Según han explicado fuentes municipales, la Policía Local ha actuado a requerimiento de varios vecinos que habían llamado para denunciar lo ocurrido y que, al parecer, aseguraban que había entre diez y quince personas congregadas en la azotea, algunos de los cuales no eran ni siquiera vecinos del bloque. Cuando llegó la Policía había al menos ocho personas en la azotea pero, según las fuentes municipales antes eran más.

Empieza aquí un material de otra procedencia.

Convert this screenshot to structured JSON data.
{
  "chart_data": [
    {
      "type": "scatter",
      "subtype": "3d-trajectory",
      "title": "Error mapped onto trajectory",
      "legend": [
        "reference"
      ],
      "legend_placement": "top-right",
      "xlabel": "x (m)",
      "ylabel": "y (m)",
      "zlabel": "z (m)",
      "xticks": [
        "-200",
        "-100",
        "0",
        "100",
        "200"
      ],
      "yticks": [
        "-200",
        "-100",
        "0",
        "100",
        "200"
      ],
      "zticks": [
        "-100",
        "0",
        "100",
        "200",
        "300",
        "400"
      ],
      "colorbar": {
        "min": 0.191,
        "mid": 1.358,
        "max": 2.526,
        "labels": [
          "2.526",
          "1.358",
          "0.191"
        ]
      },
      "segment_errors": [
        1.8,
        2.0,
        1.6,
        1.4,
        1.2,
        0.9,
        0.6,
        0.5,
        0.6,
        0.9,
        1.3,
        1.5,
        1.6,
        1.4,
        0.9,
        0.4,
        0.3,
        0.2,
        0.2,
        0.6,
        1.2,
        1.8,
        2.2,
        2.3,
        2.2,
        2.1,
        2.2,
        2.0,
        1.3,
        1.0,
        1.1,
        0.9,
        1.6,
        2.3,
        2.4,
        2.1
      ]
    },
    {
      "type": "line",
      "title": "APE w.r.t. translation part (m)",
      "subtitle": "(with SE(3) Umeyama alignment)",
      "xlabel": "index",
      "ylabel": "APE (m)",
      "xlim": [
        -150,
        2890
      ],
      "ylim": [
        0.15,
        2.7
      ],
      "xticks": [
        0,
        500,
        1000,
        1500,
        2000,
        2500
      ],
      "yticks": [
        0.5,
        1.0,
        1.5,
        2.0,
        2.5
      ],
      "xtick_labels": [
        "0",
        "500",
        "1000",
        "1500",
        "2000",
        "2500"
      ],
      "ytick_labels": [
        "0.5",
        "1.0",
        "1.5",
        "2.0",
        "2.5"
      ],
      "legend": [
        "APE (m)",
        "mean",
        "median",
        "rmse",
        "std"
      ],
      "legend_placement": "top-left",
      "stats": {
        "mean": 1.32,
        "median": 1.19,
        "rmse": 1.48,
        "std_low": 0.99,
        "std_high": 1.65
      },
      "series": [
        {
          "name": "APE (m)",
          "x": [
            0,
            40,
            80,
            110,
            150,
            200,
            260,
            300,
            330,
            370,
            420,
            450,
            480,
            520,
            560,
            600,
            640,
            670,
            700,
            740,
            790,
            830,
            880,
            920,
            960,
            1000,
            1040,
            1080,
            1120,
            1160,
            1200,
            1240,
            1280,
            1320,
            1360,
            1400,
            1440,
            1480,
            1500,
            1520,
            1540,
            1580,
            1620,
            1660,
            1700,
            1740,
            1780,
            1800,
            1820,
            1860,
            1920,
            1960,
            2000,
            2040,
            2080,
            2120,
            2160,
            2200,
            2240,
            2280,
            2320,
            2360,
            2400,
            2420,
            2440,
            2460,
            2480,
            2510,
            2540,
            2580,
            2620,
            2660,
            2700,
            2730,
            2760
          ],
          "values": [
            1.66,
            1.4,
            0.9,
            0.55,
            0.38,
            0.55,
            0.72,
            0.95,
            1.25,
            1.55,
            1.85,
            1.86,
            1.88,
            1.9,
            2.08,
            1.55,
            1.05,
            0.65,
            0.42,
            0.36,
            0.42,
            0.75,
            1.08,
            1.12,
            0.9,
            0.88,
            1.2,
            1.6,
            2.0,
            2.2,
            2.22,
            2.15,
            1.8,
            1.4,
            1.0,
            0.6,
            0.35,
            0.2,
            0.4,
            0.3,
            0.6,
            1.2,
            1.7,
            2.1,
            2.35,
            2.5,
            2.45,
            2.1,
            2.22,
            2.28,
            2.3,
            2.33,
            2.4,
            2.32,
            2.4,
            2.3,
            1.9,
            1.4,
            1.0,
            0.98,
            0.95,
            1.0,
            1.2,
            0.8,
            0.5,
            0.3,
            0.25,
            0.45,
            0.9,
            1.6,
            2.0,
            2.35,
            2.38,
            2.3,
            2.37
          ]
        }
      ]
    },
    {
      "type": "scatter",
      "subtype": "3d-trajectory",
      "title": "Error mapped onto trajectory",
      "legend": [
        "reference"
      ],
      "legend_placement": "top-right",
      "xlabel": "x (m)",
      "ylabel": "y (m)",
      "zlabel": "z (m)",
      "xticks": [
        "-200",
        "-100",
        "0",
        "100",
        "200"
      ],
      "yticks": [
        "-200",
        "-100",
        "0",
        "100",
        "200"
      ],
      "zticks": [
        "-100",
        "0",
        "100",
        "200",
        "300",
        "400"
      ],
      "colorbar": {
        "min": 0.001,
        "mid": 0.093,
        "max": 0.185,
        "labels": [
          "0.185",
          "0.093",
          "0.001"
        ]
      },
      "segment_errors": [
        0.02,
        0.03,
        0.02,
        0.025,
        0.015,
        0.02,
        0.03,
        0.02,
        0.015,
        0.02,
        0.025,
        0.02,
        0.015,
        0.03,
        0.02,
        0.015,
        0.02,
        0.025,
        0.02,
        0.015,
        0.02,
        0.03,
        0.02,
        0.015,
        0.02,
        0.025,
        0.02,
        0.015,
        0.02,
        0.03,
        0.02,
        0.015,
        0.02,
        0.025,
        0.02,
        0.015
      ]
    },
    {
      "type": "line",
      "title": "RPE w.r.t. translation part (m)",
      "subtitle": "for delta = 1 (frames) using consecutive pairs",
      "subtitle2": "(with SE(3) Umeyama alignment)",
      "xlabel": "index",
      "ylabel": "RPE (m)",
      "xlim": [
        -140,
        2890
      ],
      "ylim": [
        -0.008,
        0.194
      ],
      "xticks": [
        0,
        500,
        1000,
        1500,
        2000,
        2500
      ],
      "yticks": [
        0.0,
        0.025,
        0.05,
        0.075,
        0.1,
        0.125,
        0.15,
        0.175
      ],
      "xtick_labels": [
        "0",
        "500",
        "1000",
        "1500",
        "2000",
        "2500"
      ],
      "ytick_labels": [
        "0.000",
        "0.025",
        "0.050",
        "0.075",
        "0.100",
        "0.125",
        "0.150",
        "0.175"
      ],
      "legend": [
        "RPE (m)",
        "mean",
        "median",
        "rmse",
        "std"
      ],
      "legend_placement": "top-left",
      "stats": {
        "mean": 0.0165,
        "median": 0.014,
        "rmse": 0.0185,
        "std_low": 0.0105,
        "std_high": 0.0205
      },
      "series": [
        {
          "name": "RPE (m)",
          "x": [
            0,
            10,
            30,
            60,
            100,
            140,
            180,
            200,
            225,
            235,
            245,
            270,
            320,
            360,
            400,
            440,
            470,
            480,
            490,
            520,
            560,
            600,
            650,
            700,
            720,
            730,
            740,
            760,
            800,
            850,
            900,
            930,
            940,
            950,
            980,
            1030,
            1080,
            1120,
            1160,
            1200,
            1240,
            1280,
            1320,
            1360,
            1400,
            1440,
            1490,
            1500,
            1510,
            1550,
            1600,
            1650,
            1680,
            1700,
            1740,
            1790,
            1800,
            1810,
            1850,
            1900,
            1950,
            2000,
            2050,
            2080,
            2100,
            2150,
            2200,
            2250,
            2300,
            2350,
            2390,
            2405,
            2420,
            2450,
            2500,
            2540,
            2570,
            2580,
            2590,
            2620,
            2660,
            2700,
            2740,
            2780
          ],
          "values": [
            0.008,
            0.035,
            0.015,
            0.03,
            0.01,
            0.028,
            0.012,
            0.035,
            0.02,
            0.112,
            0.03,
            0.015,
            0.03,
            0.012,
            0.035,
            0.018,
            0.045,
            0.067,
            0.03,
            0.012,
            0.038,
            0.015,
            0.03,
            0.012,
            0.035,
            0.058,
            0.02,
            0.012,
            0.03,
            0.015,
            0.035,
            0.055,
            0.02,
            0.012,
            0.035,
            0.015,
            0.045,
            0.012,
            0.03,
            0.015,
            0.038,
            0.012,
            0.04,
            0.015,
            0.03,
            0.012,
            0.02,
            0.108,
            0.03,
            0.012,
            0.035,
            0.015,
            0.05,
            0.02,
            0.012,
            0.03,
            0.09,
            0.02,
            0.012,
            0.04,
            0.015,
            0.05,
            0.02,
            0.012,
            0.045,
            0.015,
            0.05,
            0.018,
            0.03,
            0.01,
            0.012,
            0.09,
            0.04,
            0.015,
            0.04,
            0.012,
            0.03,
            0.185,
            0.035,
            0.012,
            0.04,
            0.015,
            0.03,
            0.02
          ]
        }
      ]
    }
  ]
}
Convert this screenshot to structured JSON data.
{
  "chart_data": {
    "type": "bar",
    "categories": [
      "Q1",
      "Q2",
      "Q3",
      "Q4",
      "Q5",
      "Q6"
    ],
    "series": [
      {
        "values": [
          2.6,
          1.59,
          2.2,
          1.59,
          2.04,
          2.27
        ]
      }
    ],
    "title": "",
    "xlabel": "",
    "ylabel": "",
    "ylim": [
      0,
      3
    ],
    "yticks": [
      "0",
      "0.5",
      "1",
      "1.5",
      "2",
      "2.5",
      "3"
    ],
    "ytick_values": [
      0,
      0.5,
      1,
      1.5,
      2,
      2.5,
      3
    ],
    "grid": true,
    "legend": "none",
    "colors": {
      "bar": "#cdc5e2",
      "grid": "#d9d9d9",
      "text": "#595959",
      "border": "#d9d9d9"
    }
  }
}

Se ha actuado, según fuentes municipales porque, tras el decreto de estado de alarma, están prohibidas las concentraciones en las azoteas. Además, segun han recordado fuentes municipales, la celebración de la eucaristía en la azotea contraviene incluso las normas dictadas por el propio Arzobispado tras el estado de alarma.

Los agentes han subido hasta la azotea de la iglesia y han obligado a los presentes a disolver la misa en medio de un fuerte abucheo de los vecinos del bloque colindante, que habían salido a sus balcones para pedir que respetaran el rito. Algunos han mostrado sus quejas con una sonora cacerolada e incluso han insultado a los agentes municipales. «Se ha formado una buena», ha explicado uno de los testigos de lo ocurrido.

Fuentes de la comunidad de sacerdotes de los paúles han insistido en que eran únicamente ocho y que todos ellos eran miembros de la Congregación de la Misión que viven en la casa y que estaban en su propia azotea. Según las mismas fuentes, cada uno de ellos ha recibido una sanción en la que se les informaba de que eran amonestados «por estar en la azotea de dicho edificio celebrando una misa junto a ocho personas más». Desde la citada congregación han asegurado también que los policías que les han sancionado «tampoco llevaban mascarillas».

Abucheos

«Lo sentimos pero acaba de llegar la Policía y tenemos que interrumpir la eucaristía», dijo el sacerdote cuando llegaron los agentes de Policía antes de disolver la improvisada misa en medio de los gritos de los vecinos que han apoyado al sacerdote y pitado a la Policía.

«Queremos misa», han gritado los vecinos mientras abucheaban a los agentes en una protesta que se ha escuchado en toda la zona. Los residentes han relatado a ABC que el sacerdote ha salido portando en la mano los impresos de las denuncias mientras los vecinos han contestado a los agentes con una cacerolada de protesta.

El incidente ha provocado un grave altercado en el entorno, al enfrentarse desde los balcones vecinos que han apoyado la iniciativa del párroco y los que han defendido el cumplimiento estricto de las normas de confinamiento.